Прогресс! Принцесса-Несмеяна отвлеклась от своих горестей. Так-так, втягиваю тело на столешницу, чтобы быть поближе. Любуюсь на кружевное от дырок ухо. Да, дело — дрянь, если Папаша забыл нацепить весь положенный званием металл.
— Чё сказал? — тыкаю пальцем в колючки Луиса, желая привести пернатого в чувство, фамильярностей со своим кактусом он не терпит. Опять замёрз, молчит.
Эх, ладно. Была не была. Подползаю ближе и целую Птицу, покрепче ухватившись за лацканы его сюртука, чтобы не вывернулся.
— Не понял? — тянет голос Сфинкса из-за спины под довольное кудахтанье Табаки.
Стервятник отпихивает меня, и я вынужден уйти в аварийное погружение.
— Рыжий, твою мать, — Птица перегибается через стойку и шарит желтыми фонарями, пытаясь найти меня в темноте, — ещё раз ты ко мне подойдёшь!
Всплываю на перископную глубину и умоляю:
— Не вели казнить, вели слово молвить! — и экстренно погружаюсь опять, так как папик хватается за свою клюку и пытается загарпунить меня в мутных бурных водах.

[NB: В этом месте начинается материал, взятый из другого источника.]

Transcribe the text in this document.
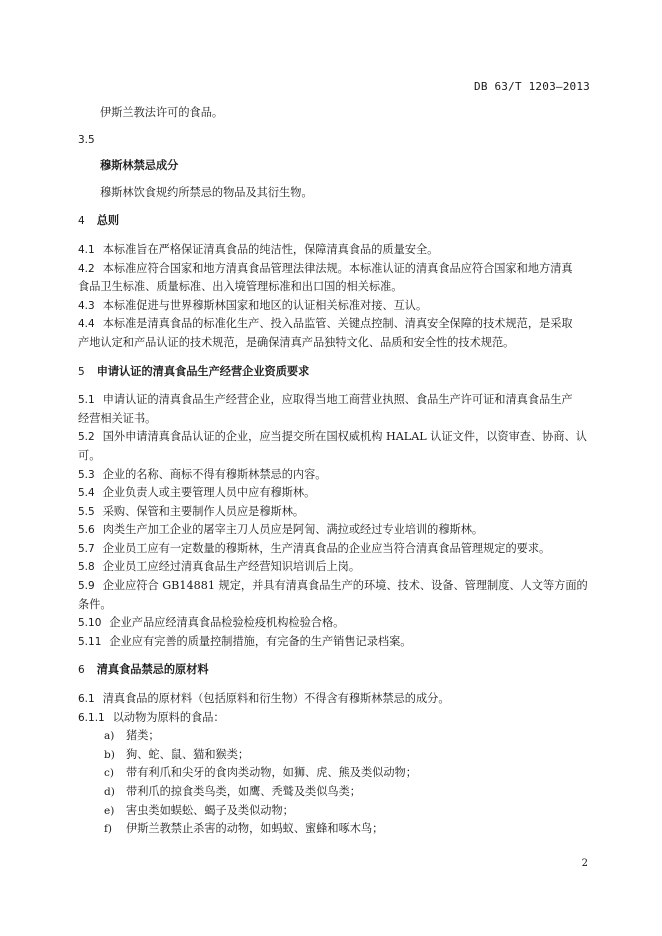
DB 63/T 1203—2013

伊斯兰教法许可的食品。

3.5

穆斯林禁忌成分

穆斯林饮食规约所禁忌的物品及其衍生物。

4 总则

4.1 本标准旨在严格保证清真食品的纯洁性，保障清真食品的质量安全。

4.2 本标准应符合国家和地方清真食品管理法律法规。本标准认证的清真食品应符合国家和地方清真
食品卫生标准、质量标准、出入境管理标准和出口国的相关标准。

4.3 本标准促进与世界穆斯林国家和地区的认证相关标准对接、互认。

4.4 本标准是清真食品的标准化生产、投入品监管、关键点控制、清真安全保障的技术规范，是采取
产地认定和产品认证的技术规范，是确保清真产品独特文化、品质和安全性的技术规范。

5 申请认证的清真食品生产经营企业资质要求

5.1 申请认证的清真食品生产经营企业，应取得当地工商营业执照、食品生产许可证和清真食品生产
经营相关证书。

5.2 国外申请清真食品认证的企业，应当提交所在国权威机构 HALAL 认证文件，以资审查、协商、认
可。

5.3 企业的名称、商标不得有穆斯林禁忌的内容。

5.4 企业负责人或主要管理人员中应有穆斯林。

5.5 采购、保管和主要制作人员应是穆斯林。

5.6 肉类生产加工企业的屠宰主刀人员应是阿訇、满拉或经过专业培训的穆斯林。

5.7 企业员工应有一定数量的穆斯林，生产清真食品的企业应当符合清真食品管理规定的要求。

5.8 企业员工应经过清真食品生产经营知识培训后上岗。

5.9 企业应符合 GB14881 规定，并具有清真食品生产的环境、技术、设备、管理制度、人文等方面的
条件。

5.10 企业产品应经清真食品检验检疫机构检验合格。

5.11 企业应有完善的质量控制措施，有完备的生产销售记录档案。

6 清真食品禁忌的原材料

6.1 清真食品的原材料（包括原料和衍生物）不得含有穆斯林禁忌的成分。

6.1.1 以动物为原料的食品：

a) 猪类；
b) 狗、蛇、鼠、猫和猴类；
c) 带有利爪和尖牙的食肉类动物，如狮、虎、熊及类似动物；
d) 带利爪的掠食类鸟类，如鹰、秃鹫及类似鸟类；
e) 害虫类如蜈蚣、蝎子及类似动物；
f) 伊斯兰教禁止杀害的动物，如蚂蚁、蜜蜂和啄木鸟；
2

Сфинкс и Табаки ушли к Вожаку, к ним же отлетел и патрон Гнезда, туда же рулит хмурый Лорд при поддержке Горбача. Выплываю из укрытия и галсами на двух узлах приводняюсь к компании под бочок к Табаки и Горбачу.
— Ну? Как? — сияет глазами Шакал и выгружает из карманов натыренные бутеры. — Такая ария! Думаю, Ральф рыдал от счастья?
— Детали, подробности, — шепчу, прикрываясь безобидным Горбачом, — дьявол весь в них!
Daddy прицельно щурит глаз и собирает губищи в куриную гузку, хватается за трость.
— Брейк, парни, — стучит граблей Сфинкс. — Но всё-таки, как Р Первый оценил твою кавер-версию?
— Да-да, как? — ёрзает Табаки и трясёт Слепого, чтобы тот ничего не упустил. — Мы не спали ночь, ждали…
— Ты не спал и другим не давал, — пробурчал Лорд с сигаретиной в зубах. — Молчу-молчу.
Лорд затыкается под упреждающим взглядом Сфинкса, но не уезжает, а значит, ему тоже любопытно.
А мне тоскливо на самом-то деле, не для меня пришла весна, чёрт возьми.
Стервятник качает ногой и смотрит в окно, а мы ждём. Горбач протягивает ему сигареты, и Папа, повернувшись к нам, со своей фирменной кривой ухмылкой докладывает:
— Мое исполнение ранило Р Первого в самую душу, — ёрничает Птица, но я-то вижу, что ему совсем невесело.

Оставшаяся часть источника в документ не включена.